Like all Heller's work, there is much humour, though always mixed with bile. Gold's interactions with his father and step-mother are funny and frustrating in equal measure, while his conversations with the deeply unpleasant Pugh Biddle Connover are both monstrous and hilarious, with the senator refusing to acknowledge Gold's name, replacing it instead with random jewish epithets.
Like all Heller's works, this book is brilliantly written, very funny yet very painful. Its accessibility is perhaps diminished by time and the subject matter (i.e. the jewish experience in American politics) will perhaps not interest everyone, but it is simply a book about people and their failings, and just how hard we can make life for ourselves.



5 out of 5 stars Joseph Heller's New York Masterpiece   November 25, 2001
 4 out of 4 found this review helpful

Once again Heller entices you into a world of paranoia, inexplicable conversations and wonderful characters just on the edge of reality. Gold is a jewish professer living in New York finding himself drawn into Heller's outrageous Washington whilst the family around him frustrates and scares him. The book, as all Heller's, is wonderfully crafted and through small episodes the characters flourish. Subtely it is the book which Gold is planning throughout
on ' the Jewish experience'. Gold is always left unsure as to whether he has had one. A wonderful book and dark as it is light.

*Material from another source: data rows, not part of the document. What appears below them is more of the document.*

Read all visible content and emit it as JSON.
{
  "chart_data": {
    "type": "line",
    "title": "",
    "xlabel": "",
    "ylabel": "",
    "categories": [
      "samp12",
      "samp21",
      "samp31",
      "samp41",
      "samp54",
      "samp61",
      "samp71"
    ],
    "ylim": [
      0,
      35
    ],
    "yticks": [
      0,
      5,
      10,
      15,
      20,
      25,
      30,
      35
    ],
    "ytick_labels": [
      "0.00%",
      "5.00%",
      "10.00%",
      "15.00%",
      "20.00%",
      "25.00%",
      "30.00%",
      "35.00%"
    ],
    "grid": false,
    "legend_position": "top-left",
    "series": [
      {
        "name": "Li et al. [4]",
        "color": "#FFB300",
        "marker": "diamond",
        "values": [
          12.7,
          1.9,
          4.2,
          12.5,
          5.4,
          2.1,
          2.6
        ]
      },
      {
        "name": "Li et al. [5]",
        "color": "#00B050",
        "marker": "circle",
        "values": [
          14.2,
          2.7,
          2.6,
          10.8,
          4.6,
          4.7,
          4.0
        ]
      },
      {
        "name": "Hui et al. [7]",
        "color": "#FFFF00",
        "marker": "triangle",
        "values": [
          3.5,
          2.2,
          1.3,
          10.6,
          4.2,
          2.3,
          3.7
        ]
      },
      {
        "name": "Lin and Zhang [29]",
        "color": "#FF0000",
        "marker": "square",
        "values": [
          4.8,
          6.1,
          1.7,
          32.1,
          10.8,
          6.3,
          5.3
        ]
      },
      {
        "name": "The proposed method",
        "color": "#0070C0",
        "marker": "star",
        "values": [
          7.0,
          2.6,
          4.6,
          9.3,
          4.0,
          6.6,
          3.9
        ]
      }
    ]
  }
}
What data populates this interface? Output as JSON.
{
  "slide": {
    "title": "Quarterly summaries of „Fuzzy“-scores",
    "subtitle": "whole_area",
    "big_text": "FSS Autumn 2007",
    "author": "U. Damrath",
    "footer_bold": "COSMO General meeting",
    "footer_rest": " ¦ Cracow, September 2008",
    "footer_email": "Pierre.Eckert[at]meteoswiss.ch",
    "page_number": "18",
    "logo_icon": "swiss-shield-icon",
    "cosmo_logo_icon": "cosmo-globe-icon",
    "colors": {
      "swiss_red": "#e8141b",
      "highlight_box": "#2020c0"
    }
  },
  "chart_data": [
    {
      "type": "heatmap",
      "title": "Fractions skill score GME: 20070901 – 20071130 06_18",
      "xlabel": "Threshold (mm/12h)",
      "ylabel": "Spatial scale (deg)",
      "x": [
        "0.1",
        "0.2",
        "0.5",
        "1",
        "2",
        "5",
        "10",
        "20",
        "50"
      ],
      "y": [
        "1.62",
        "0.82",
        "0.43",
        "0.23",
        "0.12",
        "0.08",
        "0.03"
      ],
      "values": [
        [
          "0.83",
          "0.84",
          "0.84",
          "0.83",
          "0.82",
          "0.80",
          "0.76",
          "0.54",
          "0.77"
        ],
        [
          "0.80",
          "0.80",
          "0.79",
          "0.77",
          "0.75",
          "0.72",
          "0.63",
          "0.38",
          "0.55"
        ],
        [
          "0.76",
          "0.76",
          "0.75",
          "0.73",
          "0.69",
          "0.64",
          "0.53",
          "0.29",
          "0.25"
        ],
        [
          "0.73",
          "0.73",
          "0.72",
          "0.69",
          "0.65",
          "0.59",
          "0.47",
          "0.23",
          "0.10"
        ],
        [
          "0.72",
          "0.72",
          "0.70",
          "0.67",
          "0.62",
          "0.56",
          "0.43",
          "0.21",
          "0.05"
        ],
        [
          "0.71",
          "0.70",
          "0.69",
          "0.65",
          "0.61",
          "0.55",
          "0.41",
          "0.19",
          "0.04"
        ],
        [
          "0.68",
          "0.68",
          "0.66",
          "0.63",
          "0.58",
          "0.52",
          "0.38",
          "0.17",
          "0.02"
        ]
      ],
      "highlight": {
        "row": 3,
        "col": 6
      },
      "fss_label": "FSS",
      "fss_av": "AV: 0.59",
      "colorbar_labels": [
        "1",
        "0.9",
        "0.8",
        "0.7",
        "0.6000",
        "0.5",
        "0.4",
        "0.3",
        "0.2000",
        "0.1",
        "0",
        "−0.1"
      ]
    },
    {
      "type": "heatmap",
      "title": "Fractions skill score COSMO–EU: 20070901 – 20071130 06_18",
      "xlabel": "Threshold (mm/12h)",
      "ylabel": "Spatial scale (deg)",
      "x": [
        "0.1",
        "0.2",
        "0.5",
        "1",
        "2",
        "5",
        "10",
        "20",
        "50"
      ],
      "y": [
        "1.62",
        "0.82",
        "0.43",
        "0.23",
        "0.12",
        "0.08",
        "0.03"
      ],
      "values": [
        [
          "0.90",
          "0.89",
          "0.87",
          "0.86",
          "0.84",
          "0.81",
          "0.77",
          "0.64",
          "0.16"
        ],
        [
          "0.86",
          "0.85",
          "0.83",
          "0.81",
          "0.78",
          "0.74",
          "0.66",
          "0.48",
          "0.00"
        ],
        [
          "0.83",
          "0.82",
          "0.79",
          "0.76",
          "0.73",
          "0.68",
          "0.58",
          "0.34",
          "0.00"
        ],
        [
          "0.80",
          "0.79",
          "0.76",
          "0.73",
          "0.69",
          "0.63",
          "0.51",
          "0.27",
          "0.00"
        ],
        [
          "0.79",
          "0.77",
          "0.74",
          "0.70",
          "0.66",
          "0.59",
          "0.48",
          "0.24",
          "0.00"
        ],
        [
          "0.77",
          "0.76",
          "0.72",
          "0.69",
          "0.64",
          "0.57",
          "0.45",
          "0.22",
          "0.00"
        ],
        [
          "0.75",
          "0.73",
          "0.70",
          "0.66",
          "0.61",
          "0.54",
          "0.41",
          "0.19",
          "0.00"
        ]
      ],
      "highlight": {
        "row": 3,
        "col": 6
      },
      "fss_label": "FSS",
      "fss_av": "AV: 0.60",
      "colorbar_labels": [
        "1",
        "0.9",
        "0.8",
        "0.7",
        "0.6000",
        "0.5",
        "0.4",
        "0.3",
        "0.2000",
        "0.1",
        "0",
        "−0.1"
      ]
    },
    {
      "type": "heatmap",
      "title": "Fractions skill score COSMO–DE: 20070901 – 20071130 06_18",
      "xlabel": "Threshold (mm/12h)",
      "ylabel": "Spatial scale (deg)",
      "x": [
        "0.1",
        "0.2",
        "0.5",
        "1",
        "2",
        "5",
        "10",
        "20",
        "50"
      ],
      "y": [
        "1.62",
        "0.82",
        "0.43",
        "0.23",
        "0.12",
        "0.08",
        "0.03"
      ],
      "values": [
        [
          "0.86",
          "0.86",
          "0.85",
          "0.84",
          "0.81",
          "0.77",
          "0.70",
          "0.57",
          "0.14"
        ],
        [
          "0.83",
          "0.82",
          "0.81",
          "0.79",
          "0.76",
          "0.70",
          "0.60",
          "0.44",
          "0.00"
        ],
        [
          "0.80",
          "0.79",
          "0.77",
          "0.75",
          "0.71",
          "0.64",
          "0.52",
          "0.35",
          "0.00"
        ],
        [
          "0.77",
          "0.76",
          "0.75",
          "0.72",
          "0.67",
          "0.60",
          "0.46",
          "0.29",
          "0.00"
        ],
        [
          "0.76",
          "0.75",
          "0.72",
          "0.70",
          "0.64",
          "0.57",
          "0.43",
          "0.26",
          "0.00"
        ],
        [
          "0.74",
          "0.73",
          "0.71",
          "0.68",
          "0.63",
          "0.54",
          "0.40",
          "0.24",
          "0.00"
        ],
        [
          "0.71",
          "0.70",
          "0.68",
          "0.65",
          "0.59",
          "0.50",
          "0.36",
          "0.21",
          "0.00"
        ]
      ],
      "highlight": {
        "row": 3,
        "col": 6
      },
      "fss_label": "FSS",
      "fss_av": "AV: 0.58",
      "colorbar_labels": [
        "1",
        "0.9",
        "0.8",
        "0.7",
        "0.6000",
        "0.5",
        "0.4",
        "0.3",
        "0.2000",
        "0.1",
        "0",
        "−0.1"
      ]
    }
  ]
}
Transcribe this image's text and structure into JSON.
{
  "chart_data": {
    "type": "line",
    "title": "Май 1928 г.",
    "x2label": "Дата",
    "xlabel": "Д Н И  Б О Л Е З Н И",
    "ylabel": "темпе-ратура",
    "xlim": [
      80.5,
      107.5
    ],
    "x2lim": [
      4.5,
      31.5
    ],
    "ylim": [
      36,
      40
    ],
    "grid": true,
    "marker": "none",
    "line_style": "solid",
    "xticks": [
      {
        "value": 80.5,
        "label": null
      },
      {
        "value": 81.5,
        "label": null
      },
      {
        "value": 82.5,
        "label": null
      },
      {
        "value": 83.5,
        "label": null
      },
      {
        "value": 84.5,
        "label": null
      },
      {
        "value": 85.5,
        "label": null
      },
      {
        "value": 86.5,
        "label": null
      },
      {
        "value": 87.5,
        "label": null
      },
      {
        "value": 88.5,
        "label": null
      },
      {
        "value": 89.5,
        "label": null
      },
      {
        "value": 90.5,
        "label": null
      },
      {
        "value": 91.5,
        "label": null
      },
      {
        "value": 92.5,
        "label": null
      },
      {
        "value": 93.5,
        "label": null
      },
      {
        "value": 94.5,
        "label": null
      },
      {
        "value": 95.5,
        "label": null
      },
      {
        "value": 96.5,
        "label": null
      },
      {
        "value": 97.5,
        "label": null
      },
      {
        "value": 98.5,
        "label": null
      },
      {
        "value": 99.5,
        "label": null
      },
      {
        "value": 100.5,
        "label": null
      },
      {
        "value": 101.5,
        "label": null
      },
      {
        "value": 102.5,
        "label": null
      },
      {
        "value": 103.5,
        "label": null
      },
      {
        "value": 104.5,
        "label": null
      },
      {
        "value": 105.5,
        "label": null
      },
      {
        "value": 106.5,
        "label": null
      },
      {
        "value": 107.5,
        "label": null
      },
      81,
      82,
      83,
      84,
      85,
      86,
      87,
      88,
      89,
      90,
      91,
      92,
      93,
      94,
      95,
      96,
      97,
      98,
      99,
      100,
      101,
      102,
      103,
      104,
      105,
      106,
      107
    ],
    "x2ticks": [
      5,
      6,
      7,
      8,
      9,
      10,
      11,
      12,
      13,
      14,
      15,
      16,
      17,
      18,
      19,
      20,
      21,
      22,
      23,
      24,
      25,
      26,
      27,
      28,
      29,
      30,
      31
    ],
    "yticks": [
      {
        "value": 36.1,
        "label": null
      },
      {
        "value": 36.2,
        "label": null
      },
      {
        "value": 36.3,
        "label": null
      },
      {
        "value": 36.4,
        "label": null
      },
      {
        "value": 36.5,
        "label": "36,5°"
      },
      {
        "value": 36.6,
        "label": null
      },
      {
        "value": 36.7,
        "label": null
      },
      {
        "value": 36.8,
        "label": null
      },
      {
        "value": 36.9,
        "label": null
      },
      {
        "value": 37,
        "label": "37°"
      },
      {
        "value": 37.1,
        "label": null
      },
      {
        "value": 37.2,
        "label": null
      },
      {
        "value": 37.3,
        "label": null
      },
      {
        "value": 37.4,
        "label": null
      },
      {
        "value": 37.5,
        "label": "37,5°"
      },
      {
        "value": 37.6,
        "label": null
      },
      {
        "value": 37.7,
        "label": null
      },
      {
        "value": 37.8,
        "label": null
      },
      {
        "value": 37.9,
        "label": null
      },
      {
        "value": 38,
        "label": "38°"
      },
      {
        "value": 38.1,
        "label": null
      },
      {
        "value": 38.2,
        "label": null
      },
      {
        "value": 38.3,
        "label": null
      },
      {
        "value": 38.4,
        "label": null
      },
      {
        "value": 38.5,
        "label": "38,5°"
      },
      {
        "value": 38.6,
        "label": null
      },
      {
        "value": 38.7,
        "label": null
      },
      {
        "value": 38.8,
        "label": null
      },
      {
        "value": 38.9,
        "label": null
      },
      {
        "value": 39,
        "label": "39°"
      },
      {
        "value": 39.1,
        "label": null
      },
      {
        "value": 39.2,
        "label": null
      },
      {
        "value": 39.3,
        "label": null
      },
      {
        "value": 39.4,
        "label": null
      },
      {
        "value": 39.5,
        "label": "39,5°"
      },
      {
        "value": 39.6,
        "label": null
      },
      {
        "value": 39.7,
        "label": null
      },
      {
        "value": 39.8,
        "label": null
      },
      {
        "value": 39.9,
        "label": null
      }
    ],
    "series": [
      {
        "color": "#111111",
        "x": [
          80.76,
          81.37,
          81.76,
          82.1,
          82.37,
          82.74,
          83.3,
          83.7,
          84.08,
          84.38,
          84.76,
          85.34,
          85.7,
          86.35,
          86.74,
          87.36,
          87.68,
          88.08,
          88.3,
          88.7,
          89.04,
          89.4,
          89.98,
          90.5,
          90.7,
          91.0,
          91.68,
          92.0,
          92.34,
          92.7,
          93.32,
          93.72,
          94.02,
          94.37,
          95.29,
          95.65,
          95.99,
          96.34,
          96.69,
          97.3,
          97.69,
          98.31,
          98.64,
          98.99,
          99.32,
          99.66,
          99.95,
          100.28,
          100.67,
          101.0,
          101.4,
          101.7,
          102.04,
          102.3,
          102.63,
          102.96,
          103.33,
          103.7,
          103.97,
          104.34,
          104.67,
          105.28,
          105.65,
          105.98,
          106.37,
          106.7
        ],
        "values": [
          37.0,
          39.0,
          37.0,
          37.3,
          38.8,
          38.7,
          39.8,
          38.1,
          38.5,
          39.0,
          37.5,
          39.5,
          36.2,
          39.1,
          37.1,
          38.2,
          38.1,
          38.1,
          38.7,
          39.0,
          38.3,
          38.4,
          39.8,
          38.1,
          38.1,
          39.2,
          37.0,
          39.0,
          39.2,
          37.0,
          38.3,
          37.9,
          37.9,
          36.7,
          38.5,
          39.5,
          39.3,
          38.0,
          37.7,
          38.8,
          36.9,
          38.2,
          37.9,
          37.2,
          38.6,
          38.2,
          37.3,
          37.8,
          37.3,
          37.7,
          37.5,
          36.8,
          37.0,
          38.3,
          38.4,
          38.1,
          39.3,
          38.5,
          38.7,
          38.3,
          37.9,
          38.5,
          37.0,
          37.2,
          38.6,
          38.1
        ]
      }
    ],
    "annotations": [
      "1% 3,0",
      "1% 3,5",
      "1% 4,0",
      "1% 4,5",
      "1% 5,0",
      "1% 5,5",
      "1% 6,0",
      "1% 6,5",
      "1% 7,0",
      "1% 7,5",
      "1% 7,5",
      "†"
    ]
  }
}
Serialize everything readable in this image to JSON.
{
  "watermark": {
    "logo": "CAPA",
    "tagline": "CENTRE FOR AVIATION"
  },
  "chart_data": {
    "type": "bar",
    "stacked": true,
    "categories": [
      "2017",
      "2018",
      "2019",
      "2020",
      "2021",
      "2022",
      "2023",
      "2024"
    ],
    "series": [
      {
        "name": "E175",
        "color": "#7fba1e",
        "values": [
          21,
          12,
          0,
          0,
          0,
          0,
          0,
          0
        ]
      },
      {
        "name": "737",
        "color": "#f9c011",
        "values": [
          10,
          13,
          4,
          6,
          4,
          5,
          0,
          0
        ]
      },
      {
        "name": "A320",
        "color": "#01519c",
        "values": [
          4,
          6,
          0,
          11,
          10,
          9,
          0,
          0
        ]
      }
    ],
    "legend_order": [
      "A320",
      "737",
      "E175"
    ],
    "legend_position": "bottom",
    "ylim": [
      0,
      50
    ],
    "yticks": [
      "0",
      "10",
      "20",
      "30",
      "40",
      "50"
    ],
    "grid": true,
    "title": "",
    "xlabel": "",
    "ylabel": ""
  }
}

5 out of 5 stars The book is funny, humerous, and the details seem true!!!   November 23, 1998
Dr. Bruce Gold, the youngest male in the family, with an older brother, four older sisters, and a younger sister, is slated for a high-placed government job. A friend of his, Ralph Newsome, has promised him an important place in the current administration. Newsome never really tells Gold what the job is and is constantly contradicting himself. He tells Gold innumerable times that the administration (the President) is very proud of his work, even though he hasn't really done any work at all. For example, he served on a committee that met only twice- long enough to have coffee. Then they dissolved the committee saying that their job was complete. Gold was supposed to write a report, which, of course, he didn't, but everyone still complemented him on it. Gold is impressed with his own ability to do well in government, but feels his wife, Belle, would not be accepted in the social circles, so he reacquaints himself with a wealthy daughter of a man who can further his ambitions. They enter into an affair and become secretly engaged with the stipulation that he leave his wife. He also enters into relationships with other women; he falls into and out of love when he has the time. Gold has committed himself to write a book about Jewish life in America. He has even received money from his publisher for the endeavor. He also has been gathering information for many years about Henry Kissinger and plans a book aobut him. In the end he decides to remain with his wife, and to write the book about Kissinger. Unbeknownst to him, this book really is really the story about Jewish life in America. This book relates all the predjudices, ups-and-downs, etc. of being Jewish. This book was funny, humerous, and the details seem too true. The descriptions of relationships within the family were especially humerous and witty.